Hoy, muchas de las frases que mostraron el carácter irreverente del rock se han vuelto lugares comunes. “Nunca confíes en los mayores de 25 años” se ha convertido justamente en lo contrario: “Nunca confíes en nadie menor a los 25”. La célebre “Amor y paz”, y su expresión con los dedos medio e índice, nacida entre los aromas del incienso y la mota del Flower Power en San Francisco, es usada hasta por los políticos más conservadores e ignorantes, como, por ejemplo, George W. Bush o nuestro inefable Vicente Fox. La parafernalia del rock, de la psicodelia a la protesta política, se ha convertido en material de uso común de la mercadotecnia, la publicidad y el consumismo en forma de refrescos, autos deportivos, ropa, calzado, perfumes, computadoras y teléfonos inteligentes. La metamorfosis del género bajo los códigos de hierro de la sociedad de consumo del capitalismo, no eliminó, sin embargo, el veneno bajo la piel rockera. Tom Waits, Nick Cave, John Meyers, The Strokes, Jack White, Amy Winehouse, Mark Lanegan, forman parte de los músicos que continúan produciendo el sonido y las letras eclécticas provenientes de las aguas profundas del rock.

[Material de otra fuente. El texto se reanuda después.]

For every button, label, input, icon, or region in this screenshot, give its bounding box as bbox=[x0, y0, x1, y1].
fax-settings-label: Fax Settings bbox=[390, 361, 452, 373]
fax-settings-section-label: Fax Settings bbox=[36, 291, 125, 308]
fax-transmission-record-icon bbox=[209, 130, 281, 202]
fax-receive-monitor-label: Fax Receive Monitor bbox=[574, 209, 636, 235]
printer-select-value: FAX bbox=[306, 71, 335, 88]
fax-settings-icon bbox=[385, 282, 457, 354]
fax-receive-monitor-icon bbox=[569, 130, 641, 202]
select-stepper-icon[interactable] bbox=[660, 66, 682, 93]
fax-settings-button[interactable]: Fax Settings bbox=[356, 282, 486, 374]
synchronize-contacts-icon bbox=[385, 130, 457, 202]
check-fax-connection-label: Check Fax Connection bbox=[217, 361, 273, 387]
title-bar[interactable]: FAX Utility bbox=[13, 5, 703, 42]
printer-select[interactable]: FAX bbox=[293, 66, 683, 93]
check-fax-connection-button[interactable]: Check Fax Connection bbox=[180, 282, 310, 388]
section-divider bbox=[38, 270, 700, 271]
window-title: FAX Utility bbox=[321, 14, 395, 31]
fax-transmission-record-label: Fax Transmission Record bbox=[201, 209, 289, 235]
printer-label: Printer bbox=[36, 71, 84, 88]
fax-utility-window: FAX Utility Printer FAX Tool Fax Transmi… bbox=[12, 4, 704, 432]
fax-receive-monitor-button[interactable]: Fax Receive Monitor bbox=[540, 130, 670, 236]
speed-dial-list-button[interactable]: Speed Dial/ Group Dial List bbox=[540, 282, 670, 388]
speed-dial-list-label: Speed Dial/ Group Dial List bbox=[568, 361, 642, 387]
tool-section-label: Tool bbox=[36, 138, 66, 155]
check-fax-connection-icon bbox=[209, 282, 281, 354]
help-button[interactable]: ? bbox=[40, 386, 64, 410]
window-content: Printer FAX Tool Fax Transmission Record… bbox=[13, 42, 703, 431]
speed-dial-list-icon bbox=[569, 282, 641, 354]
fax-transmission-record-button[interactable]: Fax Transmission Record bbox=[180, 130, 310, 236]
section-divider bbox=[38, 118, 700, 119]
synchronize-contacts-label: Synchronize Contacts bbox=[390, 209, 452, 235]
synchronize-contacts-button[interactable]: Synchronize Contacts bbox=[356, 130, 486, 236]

Cantantes, compositores y músicos de varios géneros rockeros auguraban vida eterna al rock (“El rock nunca morirá”, sentenció con seguridad envidiable a finales de los setenta un entusiasmado Neil Young). Pero si vemos con cierto detenimiento los rostros y figuras de Dylan, de Eric Clapton, de Paul McCartney o de John Mayall tendremos por seguro que el rock no es la fórmula de la juventud eterna. Forever Young es un buen himno de la época, un culto a la juventud como un problema de actitud, más que como un problema cronológico, aunque, bien visto, el mito de la juventud eterna esté asociado más a la figura trágica de Drácula (condenado a vivir eternamente joven) que a la figura crápula de Keith Richards (víctima o sabio de todos los excesos imaginables). De cualquier modo, el legado del rock forma ya parte de los haberes de la cultura occidental, un legado que se diluye y confunde con la música contemporánea, una herencia bastarda, impura, capaz de producir una sonoridad que ha tenido efectos meta-generacionales díficiles de comparar.